The weight capacities of the tow vehicle and the above mentioned components must not be exceeded by the gross trailer weight (GTW). Motorists should always consult their vehicle and trailer handbooks for these weight capacities.
AA Rescue advice on driving with trailers
Every year our breakdown service attends to hundreds of broken down vehicles with a trailer in tow. In addition to the above regulatory information AA Patrol, Keith Keegan, offers the following tips to drivers towing a trailer:
- Motorists who are new to driving with a trailer should take time to practice their maneuvers in an empty car park before driving on a public road.
- Drivers should consult their vehicle owner’s manual for guidance on what gears they should be in when driving with a trailer.
- Motorists should plan their driving route to avoid any potential height obstructions such as bridges or tunnels. This is especially important if driving with a boat or other tall objects in tow.
- Drivers should keep their speed down and their driving smooth. The car is pulling a heavier and longer load than usual, which can be harder to maneuver. Motorists should be especially careful when driving in fog, rain, icy conditions or on bumpy roads. A moderate driving speed will also help to avoid trailer sway.
- Drivers should leave themselves extra driving time to get to their destination.
- Drivers should avoid sudden steering maneuvers while driving that might cause the trailer to sway.
- Drivers should take turns wider than normal. The trailer's wheels will be much further to the inside of a turn than the towing vehicle's. The trailer will ride up on the curb on left turns and could even sideswipe another vehicle.
- Motorists should allow more time to bring their car to a stop. The heavy load behind the car will add momentum. Suddenly braking the car could cause the trailer to slide or the even jack knife.
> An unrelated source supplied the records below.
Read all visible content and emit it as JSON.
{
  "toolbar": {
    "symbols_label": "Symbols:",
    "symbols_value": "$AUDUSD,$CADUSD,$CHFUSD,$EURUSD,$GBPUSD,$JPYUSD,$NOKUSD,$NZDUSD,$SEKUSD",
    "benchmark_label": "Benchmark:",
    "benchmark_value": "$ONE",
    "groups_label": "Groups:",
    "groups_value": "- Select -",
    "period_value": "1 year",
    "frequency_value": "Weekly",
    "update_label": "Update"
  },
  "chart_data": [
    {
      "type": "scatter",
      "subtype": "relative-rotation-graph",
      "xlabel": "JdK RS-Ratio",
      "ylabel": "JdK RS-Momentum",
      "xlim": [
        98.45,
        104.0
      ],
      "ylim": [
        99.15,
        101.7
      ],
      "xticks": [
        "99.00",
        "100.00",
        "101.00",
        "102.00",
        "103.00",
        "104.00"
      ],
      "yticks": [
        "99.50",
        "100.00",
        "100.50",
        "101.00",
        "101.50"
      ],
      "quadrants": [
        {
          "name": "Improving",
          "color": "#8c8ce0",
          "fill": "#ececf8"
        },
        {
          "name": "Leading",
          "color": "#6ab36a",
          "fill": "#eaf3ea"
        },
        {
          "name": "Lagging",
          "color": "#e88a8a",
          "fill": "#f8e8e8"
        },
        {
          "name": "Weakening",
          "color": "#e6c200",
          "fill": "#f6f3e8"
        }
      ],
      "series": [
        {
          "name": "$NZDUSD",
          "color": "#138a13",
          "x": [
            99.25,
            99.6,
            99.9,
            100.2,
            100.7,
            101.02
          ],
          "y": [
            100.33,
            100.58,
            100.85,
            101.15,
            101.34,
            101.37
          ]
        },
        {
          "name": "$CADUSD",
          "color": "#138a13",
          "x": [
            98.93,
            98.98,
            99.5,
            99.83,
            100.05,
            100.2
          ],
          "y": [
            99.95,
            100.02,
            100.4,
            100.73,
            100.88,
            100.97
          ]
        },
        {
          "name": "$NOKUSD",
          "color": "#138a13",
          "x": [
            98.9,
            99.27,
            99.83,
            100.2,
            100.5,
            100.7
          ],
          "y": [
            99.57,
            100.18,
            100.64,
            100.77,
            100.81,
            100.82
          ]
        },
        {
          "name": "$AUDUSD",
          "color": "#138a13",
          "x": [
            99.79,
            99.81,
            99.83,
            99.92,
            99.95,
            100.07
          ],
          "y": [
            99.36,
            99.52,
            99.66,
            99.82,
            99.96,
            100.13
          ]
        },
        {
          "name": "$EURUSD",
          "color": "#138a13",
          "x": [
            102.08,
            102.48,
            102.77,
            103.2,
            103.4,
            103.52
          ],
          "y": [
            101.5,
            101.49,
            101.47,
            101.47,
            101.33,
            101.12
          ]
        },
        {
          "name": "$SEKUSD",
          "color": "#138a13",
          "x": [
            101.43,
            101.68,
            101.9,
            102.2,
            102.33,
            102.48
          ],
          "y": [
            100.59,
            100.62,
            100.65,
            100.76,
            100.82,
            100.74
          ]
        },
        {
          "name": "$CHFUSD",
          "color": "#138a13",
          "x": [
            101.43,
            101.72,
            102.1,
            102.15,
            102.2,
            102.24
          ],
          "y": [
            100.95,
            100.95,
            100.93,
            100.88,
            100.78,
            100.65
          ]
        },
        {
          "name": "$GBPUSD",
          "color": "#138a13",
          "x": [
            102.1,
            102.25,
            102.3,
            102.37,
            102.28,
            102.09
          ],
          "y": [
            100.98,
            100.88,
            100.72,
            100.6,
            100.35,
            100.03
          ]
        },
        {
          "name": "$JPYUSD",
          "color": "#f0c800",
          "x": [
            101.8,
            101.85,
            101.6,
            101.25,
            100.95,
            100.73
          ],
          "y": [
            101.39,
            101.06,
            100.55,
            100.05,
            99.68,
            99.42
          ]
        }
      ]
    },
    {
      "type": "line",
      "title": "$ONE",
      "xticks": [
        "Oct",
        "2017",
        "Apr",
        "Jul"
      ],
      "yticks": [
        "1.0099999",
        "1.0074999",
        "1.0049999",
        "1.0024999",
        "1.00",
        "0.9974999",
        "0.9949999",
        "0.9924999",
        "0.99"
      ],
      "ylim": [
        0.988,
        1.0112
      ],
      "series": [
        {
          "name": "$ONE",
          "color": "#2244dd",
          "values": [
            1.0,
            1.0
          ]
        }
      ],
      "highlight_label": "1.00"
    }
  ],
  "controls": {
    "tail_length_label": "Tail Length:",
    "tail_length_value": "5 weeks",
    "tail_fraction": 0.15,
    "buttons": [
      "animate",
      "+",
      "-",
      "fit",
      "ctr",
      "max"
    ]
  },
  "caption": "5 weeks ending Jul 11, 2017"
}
- Motorists should anticipate the need to slow down their driving. More time is needed to react.
- If overtaking another vehicle or changing lanes, drivers should indicate well in advance and allow extra distance to clear the vehicle they’re overtaking before pulling back into the inside road lane.
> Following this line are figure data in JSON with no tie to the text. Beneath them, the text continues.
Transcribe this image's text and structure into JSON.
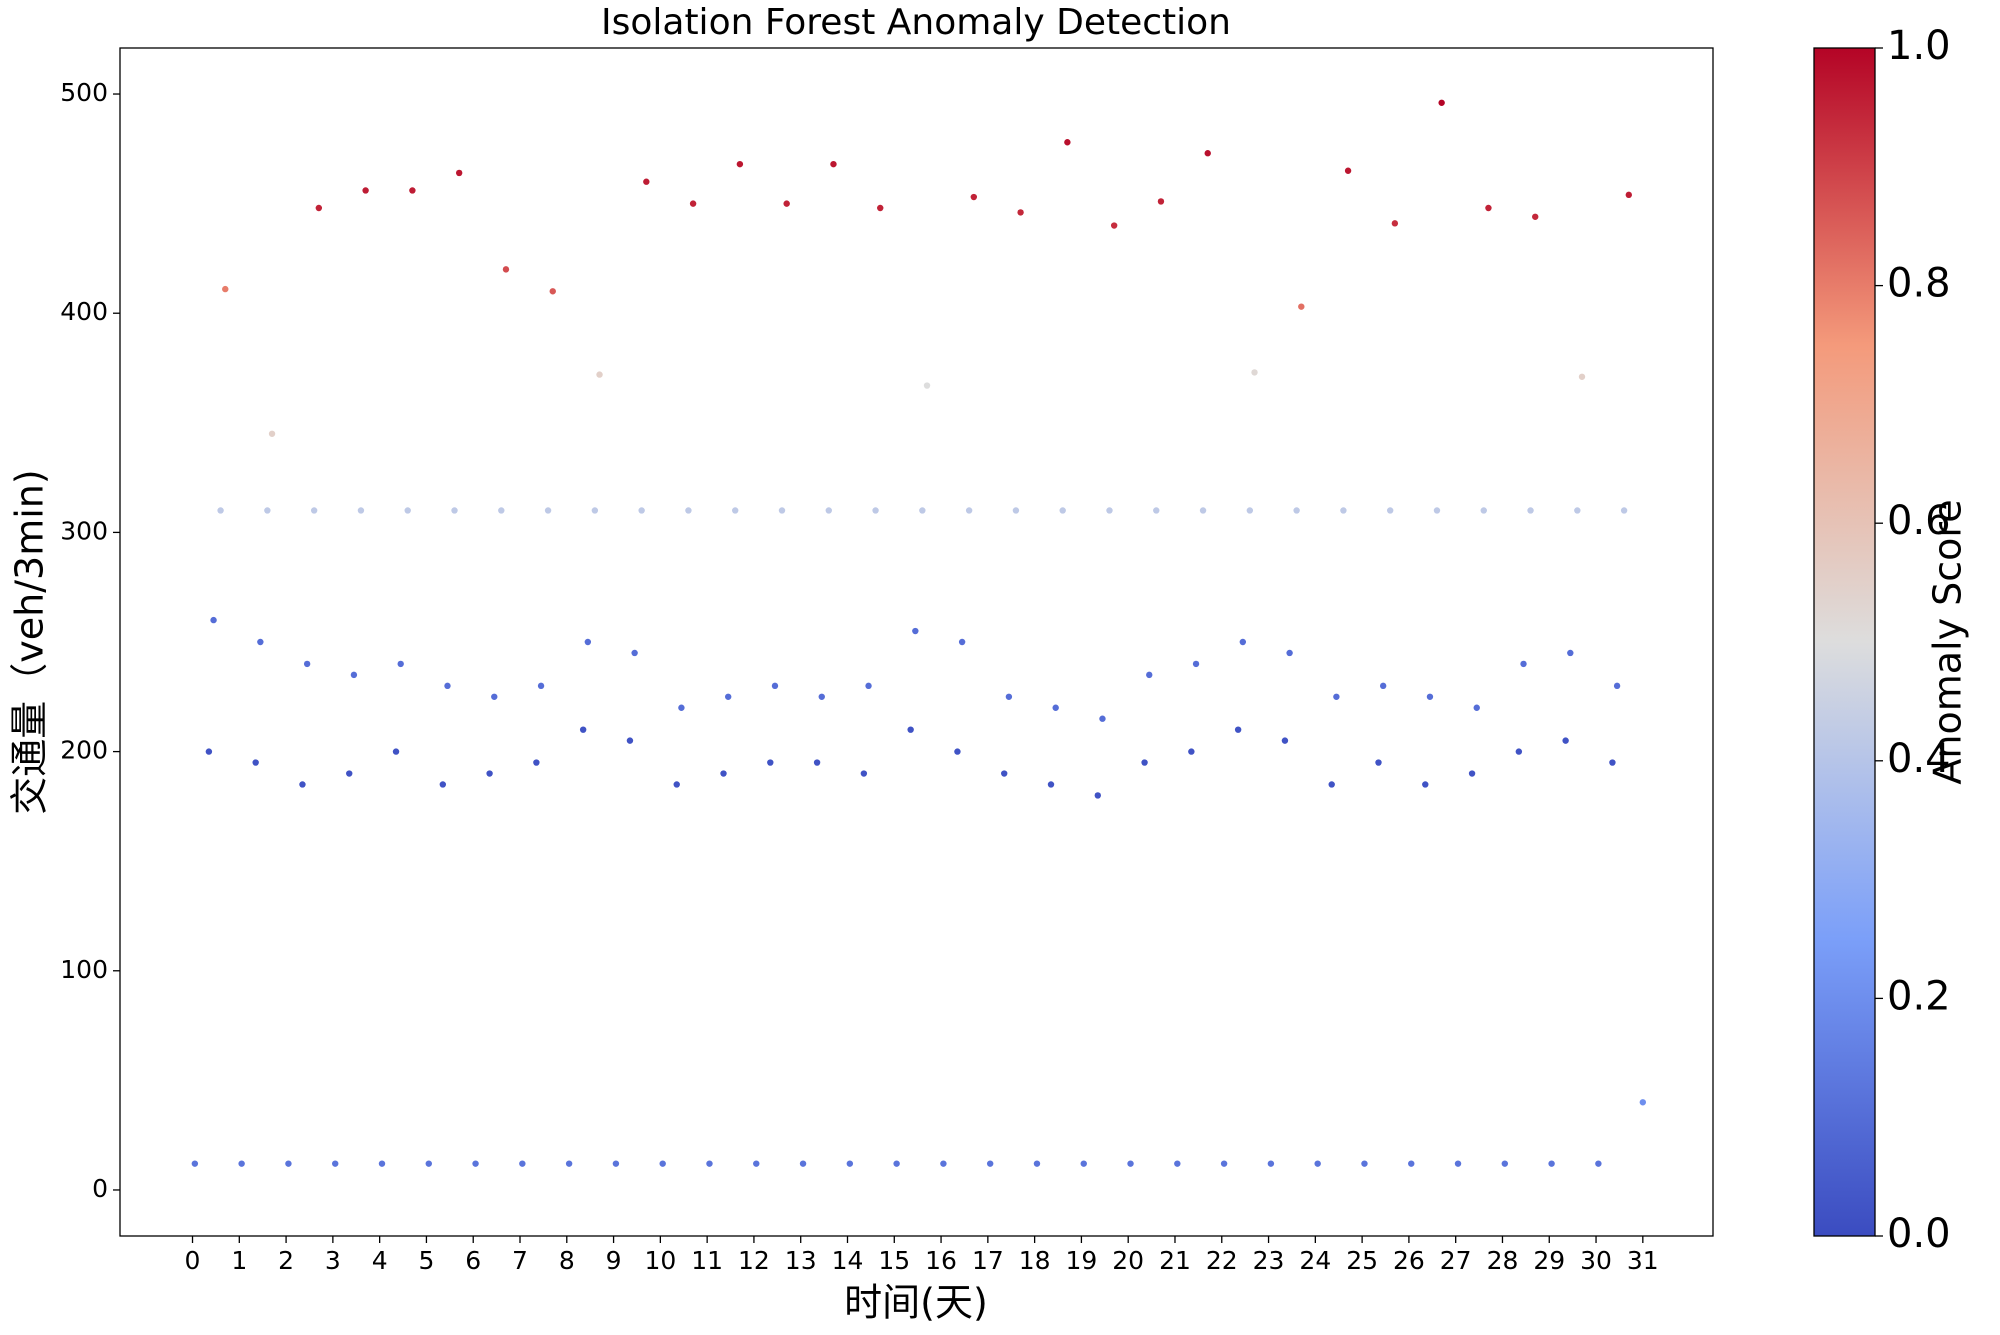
{
  "chart_data": {
    "type": "scatter",
    "title": "Isolation Forest Anomaly Detection",
    "x_label": "时间(天)",
    "y_label": "交通量（veh/3min)",
    "colormap": "coolwarm",
    "x": [
      0.05,
      0.35,
      0.45,
      0.6,
      0.7,
      1.05,
      1.35,
      1.45,
      1.6,
      1.7,
      2.05,
      2.35,
      2.45,
      2.6,
      2.7,
      3.05,
      3.35,
      3.45,
      3.6,
      3.7,
      4.05,
      4.35,
      4.45,
      4.6,
      4.7,
      5.05,
      5.35,
      5.45,
      5.6,
      5.7,
      6.05,
      6.35,
      6.45,
      6.6,
      6.7,
      7.05,
      7.35,
      7.45,
      7.6,
      7.7,
      8.05,
      8.35,
      8.45,
      8.6,
      8.7,
      9.05,
      9.35,
      9.45,
      9.6,
      9.7,
      10.05,
      10.35,
      10.45,
      10.6,
      10.7,
      11.05,
      11.35,
      11.45,
      11.6,
      11.7,
      12.05,
      12.35,
      12.45,
      12.6,
      12.7,
      13.05,
      13.35,
      13.45,
      13.6,
      13.7,
      14.05,
      14.35,
      14.45,
      14.6,
      14.7,
      15.05,
      15.35,
      15.45,
      15.6,
      15.7,
      16.05,
      16.35,
      16.45,
      16.6,
      16.7,
      17.05,
      17.35,
      17.45,
      17.6,
      17.7,
      18.05,
      18.35,
      18.45,
      18.6,
      18.7,
      19.05,
      19.35,
      19.45,
      19.6,
      19.7,
      20.05,
      20.35,
      20.45,
      20.6,
      20.7,
      21.05,
      21.35,
      21.45,
      21.6,
      21.7,
      22.05,
      22.35,
      22.45,
      22.6,
      22.7,
      23.05,
      23.35,
      23.45,
      23.6,
      23.7,
      24.05,
      24.35,
      24.45,
      24.6,
      24.7,
      25.05,
      25.35,
      25.45,
      25.6,
      25.7,
      26.05,
      26.35,
      26.45,
      26.6,
      26.7,
      27.05,
      27.35,
      27.45,
      27.6,
      27.7,
      28.05,
      28.35,
      28.45,
      28.6,
      28.7,
      29.05,
      29.35,
      29.45,
      29.6,
      29.7,
      30.05,
      30.35,
      30.45,
      30.6,
      30.7,
      31
    ],
    "values": [
      12,
      200,
      260,
      310,
      411,
      12,
      195,
      250,
      310,
      345,
      12,
      185,
      240,
      310,
      448,
      12,
      190,
      235,
      310,
      456,
      12,
      200,
      240,
      310,
      456,
      12,
      185,
      230,
      310,
      464,
      12,
      190,
      225,
      310,
      420,
      12,
      195,
      230,
      310,
      410,
      12,
      210,
      250,
      310,
      372,
      12,
      205,
      245,
      310,
      460,
      12,
      185,
      220,
      310,
      450,
      12,
      190,
      225,
      310,
      468,
      12,
      195,
      230,
      310,
      450,
      12,
      195,
      225,
      310,
      468,
      12,
      190,
      230,
      310,
      448,
      12,
      210,
      255,
      310,
      367,
      12,
      200,
      250,
      310,
      453,
      12,
      190,
      225,
      310,
      446,
      12,
      185,
      220,
      310,
      478,
      12,
      180,
      215,
      310,
      440,
      12,
      195,
      235,
      310,
      451,
      12,
      200,
      240,
      310,
      473,
      12,
      210,
      250,
      310,
      373,
      12,
      205,
      245,
      310,
      403,
      12,
      185,
      225,
      310,
      465,
      12,
      195,
      230,
      310,
      441,
      12,
      185,
      225,
      310,
      496,
      12,
      190,
      220,
      310,
      448,
      12,
      200,
      240,
      310,
      444,
      12,
      205,
      245,
      310,
      371,
      12,
      195,
      230,
      310,
      454,
      40
    ],
    "scores": [
      0.12,
      0.02,
      0.1,
      0.42,
      0.8,
      0.12,
      0.02,
      0.1,
      0.42,
      0.55,
      0.12,
      0.02,
      0.1,
      0.42,
      0.95,
      0.12,
      0.02,
      0.1,
      0.42,
      0.96,
      0.12,
      0.02,
      0.1,
      0.42,
      0.96,
      0.12,
      0.02,
      0.1,
      0.42,
      0.97,
      0.12,
      0.02,
      0.1,
      0.42,
      0.88,
      0.12,
      0.02,
      0.1,
      0.42,
      0.86,
      0.12,
      0.02,
      0.1,
      0.42,
      0.55,
      0.12,
      0.02,
      0.1,
      0.42,
      0.96,
      0.12,
      0.02,
      0.1,
      0.42,
      0.95,
      0.12,
      0.02,
      0.1,
      0.42,
      0.97,
      0.12,
      0.02,
      0.1,
      0.42,
      0.95,
      0.12,
      0.02,
      0.1,
      0.42,
      0.97,
      0.12,
      0.02,
      0.1,
      0.42,
      0.95,
      0.12,
      0.02,
      0.1,
      0.42,
      0.5,
      0.12,
      0.02,
      0.1,
      0.42,
      0.95,
      0.12,
      0.02,
      0.1,
      0.42,
      0.94,
      0.12,
      0.02,
      0.1,
      0.42,
      0.98,
      0.12,
      0.02,
      0.1,
      0.42,
      0.93,
      0.12,
      0.02,
      0.1,
      0.42,
      0.95,
      0.12,
      0.02,
      0.1,
      0.42,
      0.98,
      0.12,
      0.02,
      0.1,
      0.42,
      0.52,
      0.12,
      0.02,
      0.1,
      0.42,
      0.82,
      0.12,
      0.02,
      0.1,
      0.42,
      0.97,
      0.12,
      0.02,
      0.1,
      0.42,
      0.93,
      0.12,
      0.02,
      0.1,
      0.42,
      1.0,
      0.12,
      0.02,
      0.1,
      0.42,
      0.95,
      0.12,
      0.02,
      0.1,
      0.42,
      0.94,
      0.12,
      0.02,
      0.1,
      0.42,
      0.55,
      0.12,
      0.02,
      0.1,
      0.42,
      0.96,
      0.2
    ],
    "xlim": [
      -1.55,
      32.5
    ],
    "ylim": [
      -21,
      521
    ],
    "xticks": [
      0,
      1,
      2,
      3,
      4,
      5,
      6,
      7,
      8,
      9,
      10,
      11,
      12,
      13,
      14,
      15,
      16,
      17,
      18,
      19,
      20,
      21,
      22,
      23,
      24,
      25,
      26,
      27,
      28,
      29,
      30,
      31
    ],
    "yticks": [
      0,
      100,
      200,
      300,
      400,
      500
    ],
    "colorbar": {
      "label": "Anomaly Score",
      "lim": [
        0,
        1
      ],
      "ticks": [
        {
          "value": 0,
          "label": "0.0"
        },
        {
          "value": 0.2,
          "label": "0.2"
        },
        {
          "value": 0.4,
          "label": "0.4"
        },
        {
          "value": 0.6,
          "label": "0.6"
        },
        {
          "value": 0.8,
          "label": "0.8"
        },
        {
          "value": 1,
          "label": "1.0"
        }
      ]
    }
  }
}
- Drivers should never overtake another vehicle on a hill or if there is an uneven road surface up ahead.
- Whenever possible motorists should ask someone to guide them when reversing or parking and take it slowly. Drivers shouldn’t be afraid to start the maneuver again if needed. Over steering can cause the trailer to turn sharply, so gradual movements are recommended.
- Drivers should be conscious of the fact that they’ll be more affected by gusts of wind and wind shift caused by large trucks when driving with a trailer. They should avoid the temptation to slam on the car’s breaks when this happens.
Motorists who breaking down while driving with a trailer in tow should:
- Pull the car and trailer as close to the road’s left hand verge or hard shoulder as possible if they are still driveable so as not to obstruct traffic.
- Switch on their trailer’s hazard warning lights.
- Inform the Gardaí if a hazard to other drivers
- Drivers who are AA Members, should call for breakdown assistance on 01-6179104 and an AA Patrol will provide roadside assistance.
- If it’s safe to do so, drivers should place their vehicle’s hazard triangle on the side of the road
- Drivers shouldn’t remove any animals if present from the broken down trailer.
- Drivers and their passengers should exit the car on the non traffic side and stay as far back from the road as possible.